Couples who plan on raising a child together have extra incentive to file a joint return. For example, it’s the only way they can claim a credit or exclusion on expenses incurred when adopting a child together. And it’s the only approach that allows taxpayers to obtain the child and dependent care tax credit. Depending on the couple’s income, they may be able to claim a credit up to 35% of their qualifying expenditures. 

Other credits available include the aforementioned EIC, and the American opportunity and lifetime learning credits, both of which help alleviate the cost of higher education.

And don't forget the cost of filing itself. If you're using an accountant or another tax professional, you only have to pay for the preparation of one tax form instead of two.

Filing Separately

That’s not to say there’s never a reason for same-sex spouses to file separately. For example, say one spouse wants to deduct some hefty out-of-pocket medical expenses. Since the IRS only allows you to exclude health care costs that exceed 10% of your adjusted gross income, qualifying for the deduction would obviously be easier with only one individual's income.  

Also, when you file a joint return, you’re responsible for your spouse’s tax liability.
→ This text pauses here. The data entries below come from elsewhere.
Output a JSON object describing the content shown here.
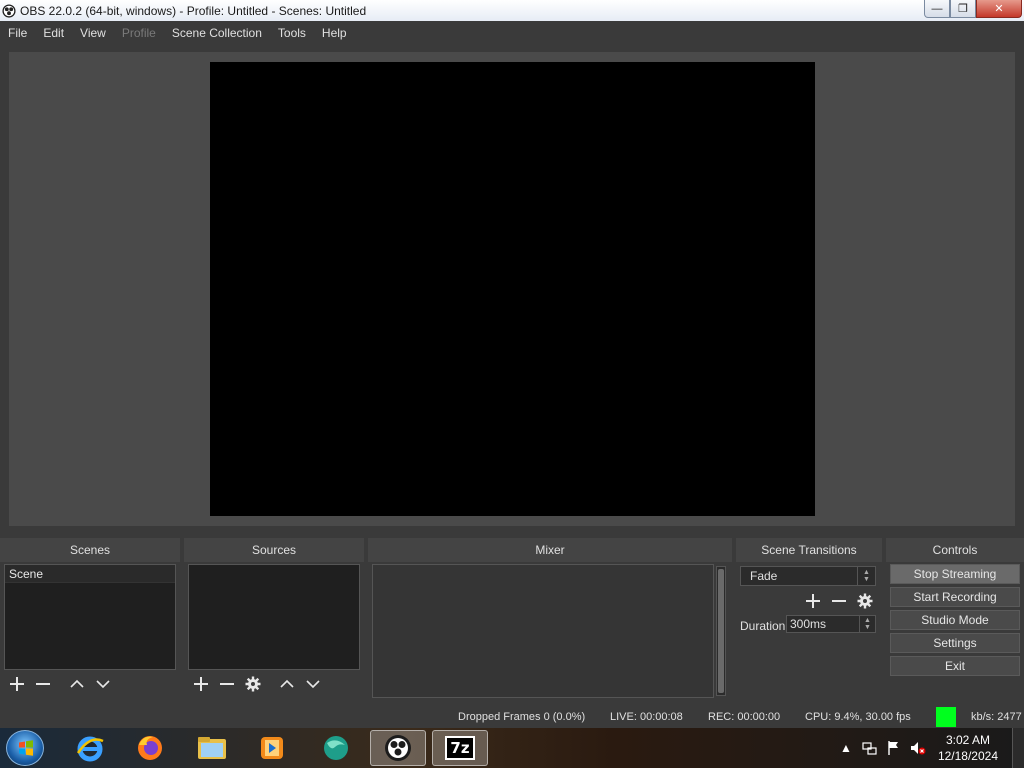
{
  "window": {
    "title": "OBS 22.0.2 (64-bit, windows) - Profile: Untitled - Scenes: Untitled",
    "minimize": "—",
    "maximize": "❐",
    "close": "✕"
  },
  "menu": {
    "items": [
      "File",
      "Edit",
      "View",
      "Profile",
      "Scene Collection",
      "Tools",
      "Help"
    ]
  },
  "docks": {
    "scenes": {
      "title": "Scenes",
      "items": [
        "Scene"
      ]
    },
    "sources": {
      "title": "Sources"
    },
    "mixer": {
      "title": "Mixer"
    },
    "transitions": {
      "title": "Scene Transitions",
      "selected": "Fade",
      "duration_label": "Duration",
      "duration_value": "300ms"
    },
    "controls": {
      "title": "Controls",
      "buttons": [
        "Stop Streaming",
        "Start Recording",
        "Studio Mode",
        "Settings",
        "Exit"
      ]
    }
  },
  "status": {
    "dropped_frames": "Dropped Frames 0 (0.0%)",
    "live": "LIVE: 00:00:08",
    "rec": "REC: 00:00:00",
    "cpu": "CPU: 9.4%, 30.00 fps",
    "kbs": "kb/s: 2477",
    "indicator_color": "#00ff1e"
  },
  "taskbar": {
    "apps": [
      "internet-explorer-icon",
      "firefox-icon",
      "file-explorer-icon",
      "media-player-icon",
      "browser-icon",
      "obs-icon",
      "7zip-icon"
    ],
    "app_7z_label": "7z",
    "clock_time": "3:02 AM",
    "clock_date": "12/18/2024"
  }
}
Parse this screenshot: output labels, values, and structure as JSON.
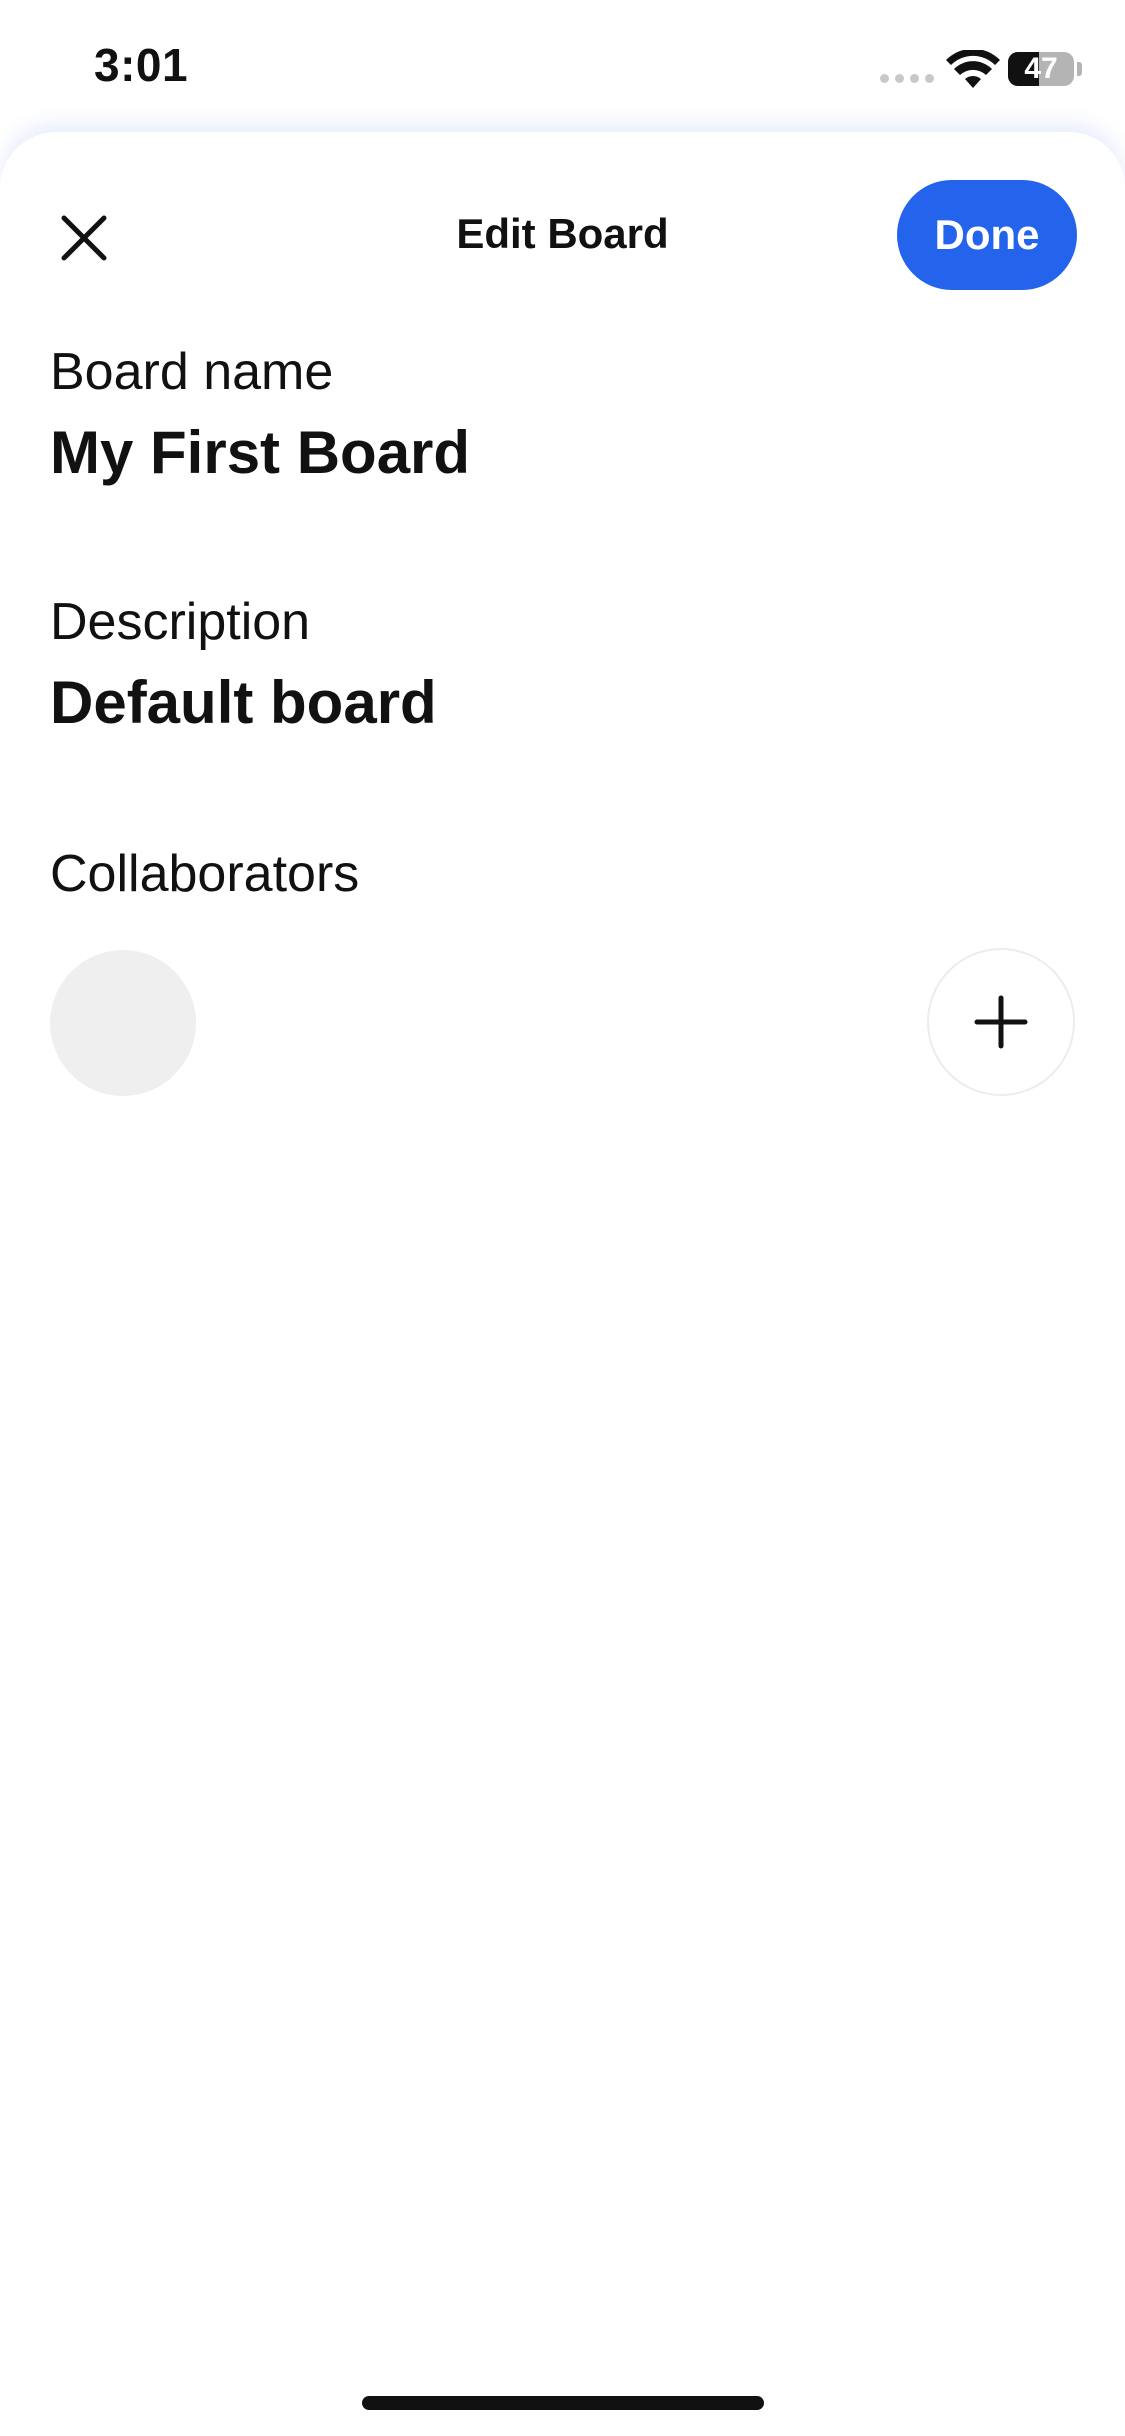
{
  "status_bar": {
    "time": "3:01",
    "battery_level": "47",
    "battery_fraction": 0.47,
    "icons": [
      "cellular-signal-icon",
      "wifi-icon",
      "battery-icon"
    ]
  },
  "header": {
    "title": "Edit Board",
    "done_label": "Done",
    "close_icon": "close-icon",
    "accent_color": "#2463eb"
  },
  "fields": {
    "board_name": {
      "label": "Board name",
      "value": "My First Board"
    },
    "description": {
      "label": "Description",
      "value": "Default board"
    }
  },
  "collaborators": {
    "label": "Collaborators",
    "avatar_color": "#efefef",
    "add_icon": "plus-icon"
  }
}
So you could be on the hook for any missed payments, under-reporting errors or penalties – even if the other person earned all or most of the money that year. 

The Bottom Line

Wedded same-sex couples now face the dilemma other spouses face: whether to file their 1040 forms jointly or separately. While a combined return offers a lower tax bill in most cases, it doesn’t hurt to run the numbers both ways before submitting your form to the IRS.